5-Hydroxytryptophan, a major product of tryptophan degradation, is essential for optimal replication of human parainfluenza virus

- Tryptophan, the rarest amino acid in the cell, is degraded via two major pathways.
- The kynurenine pathway is initiated by indolamine 2,3-dioxygenase (IDO).
- An alternative pathway produces 5-hydroxytryptophan, and we find it as proviral.
- Induction of IDO deprives the cell of 5-hydroxytryptophan and reduces virus growth.
- This may explain the antiviral role of IDO, an interferon-stimulated gene (ISG).

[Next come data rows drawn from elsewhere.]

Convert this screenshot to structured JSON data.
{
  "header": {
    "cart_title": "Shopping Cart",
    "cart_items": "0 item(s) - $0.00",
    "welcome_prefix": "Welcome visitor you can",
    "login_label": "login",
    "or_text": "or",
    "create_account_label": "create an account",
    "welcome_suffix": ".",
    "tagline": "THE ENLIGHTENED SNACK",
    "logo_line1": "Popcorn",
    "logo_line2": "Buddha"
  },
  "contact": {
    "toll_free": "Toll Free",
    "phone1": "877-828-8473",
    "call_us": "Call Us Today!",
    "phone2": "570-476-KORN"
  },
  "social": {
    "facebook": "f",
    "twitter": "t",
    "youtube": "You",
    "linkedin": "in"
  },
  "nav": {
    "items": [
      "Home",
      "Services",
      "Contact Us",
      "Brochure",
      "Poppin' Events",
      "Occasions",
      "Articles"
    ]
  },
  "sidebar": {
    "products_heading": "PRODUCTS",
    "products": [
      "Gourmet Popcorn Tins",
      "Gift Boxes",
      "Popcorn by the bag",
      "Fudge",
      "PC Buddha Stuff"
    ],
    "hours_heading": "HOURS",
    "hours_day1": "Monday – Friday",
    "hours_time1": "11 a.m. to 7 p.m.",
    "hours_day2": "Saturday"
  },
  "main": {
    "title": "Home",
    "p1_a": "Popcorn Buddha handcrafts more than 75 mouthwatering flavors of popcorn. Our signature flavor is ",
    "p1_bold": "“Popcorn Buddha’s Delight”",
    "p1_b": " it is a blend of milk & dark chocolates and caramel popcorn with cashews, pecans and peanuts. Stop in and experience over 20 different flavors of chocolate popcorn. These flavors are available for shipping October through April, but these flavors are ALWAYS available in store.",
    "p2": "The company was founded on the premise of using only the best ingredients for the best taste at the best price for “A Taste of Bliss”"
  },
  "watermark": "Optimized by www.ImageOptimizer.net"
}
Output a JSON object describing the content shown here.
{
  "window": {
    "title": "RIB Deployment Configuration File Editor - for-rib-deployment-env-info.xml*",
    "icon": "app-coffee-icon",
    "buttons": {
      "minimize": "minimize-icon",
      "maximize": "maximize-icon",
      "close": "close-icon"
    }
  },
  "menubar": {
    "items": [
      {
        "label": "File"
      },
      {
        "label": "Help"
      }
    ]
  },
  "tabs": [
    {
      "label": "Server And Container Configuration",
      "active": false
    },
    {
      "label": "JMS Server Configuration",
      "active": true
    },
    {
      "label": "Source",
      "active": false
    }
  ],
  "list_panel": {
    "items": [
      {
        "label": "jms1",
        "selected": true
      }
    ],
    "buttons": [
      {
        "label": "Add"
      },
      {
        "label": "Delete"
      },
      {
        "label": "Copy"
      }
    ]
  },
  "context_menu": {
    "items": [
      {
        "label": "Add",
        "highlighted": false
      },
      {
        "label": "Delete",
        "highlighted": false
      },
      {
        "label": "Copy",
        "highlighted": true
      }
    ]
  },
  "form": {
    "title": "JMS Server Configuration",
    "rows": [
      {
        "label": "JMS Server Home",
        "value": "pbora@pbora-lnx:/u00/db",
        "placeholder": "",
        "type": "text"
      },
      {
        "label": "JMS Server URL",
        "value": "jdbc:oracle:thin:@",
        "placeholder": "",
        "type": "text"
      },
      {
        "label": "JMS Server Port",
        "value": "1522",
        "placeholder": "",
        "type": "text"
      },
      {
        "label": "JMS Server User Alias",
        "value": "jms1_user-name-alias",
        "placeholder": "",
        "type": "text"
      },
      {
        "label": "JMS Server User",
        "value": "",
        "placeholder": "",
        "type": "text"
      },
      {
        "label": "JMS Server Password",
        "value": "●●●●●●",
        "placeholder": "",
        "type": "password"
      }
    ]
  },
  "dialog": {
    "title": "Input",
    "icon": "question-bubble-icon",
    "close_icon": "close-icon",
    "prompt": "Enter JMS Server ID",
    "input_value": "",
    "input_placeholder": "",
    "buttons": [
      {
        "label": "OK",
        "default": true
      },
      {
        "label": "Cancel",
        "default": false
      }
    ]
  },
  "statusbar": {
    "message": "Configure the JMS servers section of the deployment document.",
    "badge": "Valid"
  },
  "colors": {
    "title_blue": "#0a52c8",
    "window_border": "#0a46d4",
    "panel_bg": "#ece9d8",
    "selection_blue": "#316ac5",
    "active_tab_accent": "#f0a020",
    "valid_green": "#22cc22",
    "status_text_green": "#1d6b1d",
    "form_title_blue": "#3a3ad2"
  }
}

Interferon (IFN) exerts its antiviral effect by inducing a large family of cellular genes, named interferon (IFN)-stimulated genes (ISGs). An intriguing member of this family is indoleamine 2,3-dioxygenase (IDO), which catalyzes the first and rate-limiting step of the main branch of tryptophan (Trp) degradation, the kynurenine pathway. We recently showed that IDO strongly inhibits human parainfluenza virus type 3 (PIV3), a significant respiratory pathogen. Here, we show that 5-hydoxytryptophan (5-HTP), the first product of an alternative branch of Trp degradation and a serotonin precursor, is essential to protect virus growth against IDO in cell culture. We also show that the apparent antiviral effect of IDO on PIV3 is not due to the generation of the kynurenine pathway metabolites, but rather due to the depletion of intracellular Trp by IDO, as a result of which this rare amino acid becomes unavailable for the alternative, proviral 5-HTP pathway.